Question Submitted: My friend and her husband were pregnant with their first child this year, but she miscarried. I would like to know how to approach Mother’s Day for her. I want to acknowledge the child that God created in her, but I also want to offer her sympathy in her loss. What words of encouragement would you suggest?
First, thank you for loving your friend enough to recognize that this may be a difficult day for her and for wanting to be there for her. She will treasure your thoughtfulness no matter what you say. I’m not terribly verbose myself, so I prefer the straightforward approach. What you wrote in your question was very sincere and completely appropriate. What if you said something like, “I know today may be tough for you. I’ve been thinking of you and how, even though it was for such a short time, God chose to make you a mother this past year. I’m sorry it was so brief. I just wanted you to know how much I care about you and pray for you, especially today. Can I (take you out for some dessert, come over for some tea, fill in the blank) to commemorate today?”

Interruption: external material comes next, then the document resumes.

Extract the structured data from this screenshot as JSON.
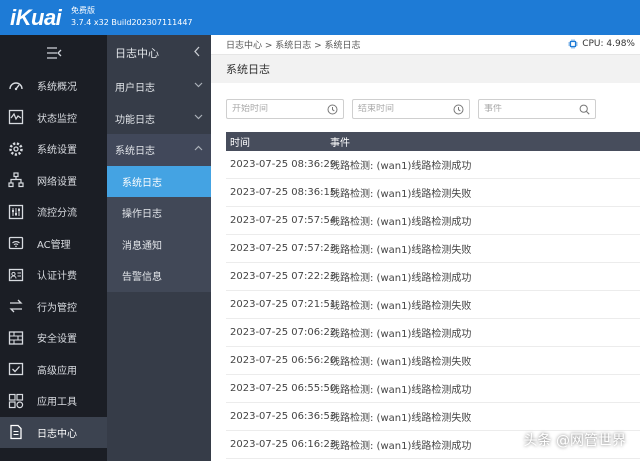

Maybe you were looking for something more encouraging or Scriptural, I don’t know. But speaking from personal experience, when people have come up to me to express sympathy and they give me a speech telling me things I already know, sharing with me some intellectual or spiritual knowledge, I don’t necessarily feel encouraged. I have the head knowledge, it’s just my heart that’s aching. When someone acknowledges the pain I’m in and tries to put themselves in my shoes in order to best reach out to me, followed by a kind action (or at least an offer) I see a sincere concern and I am comforted. I don’t feel alone then. This is, of course, assuming that your friend is regularly hearing God’s promises to her each week in church. If not, then it is absolutely appropriate to include these in your talk with her.
I’m sure that whatever you say she will be grateful.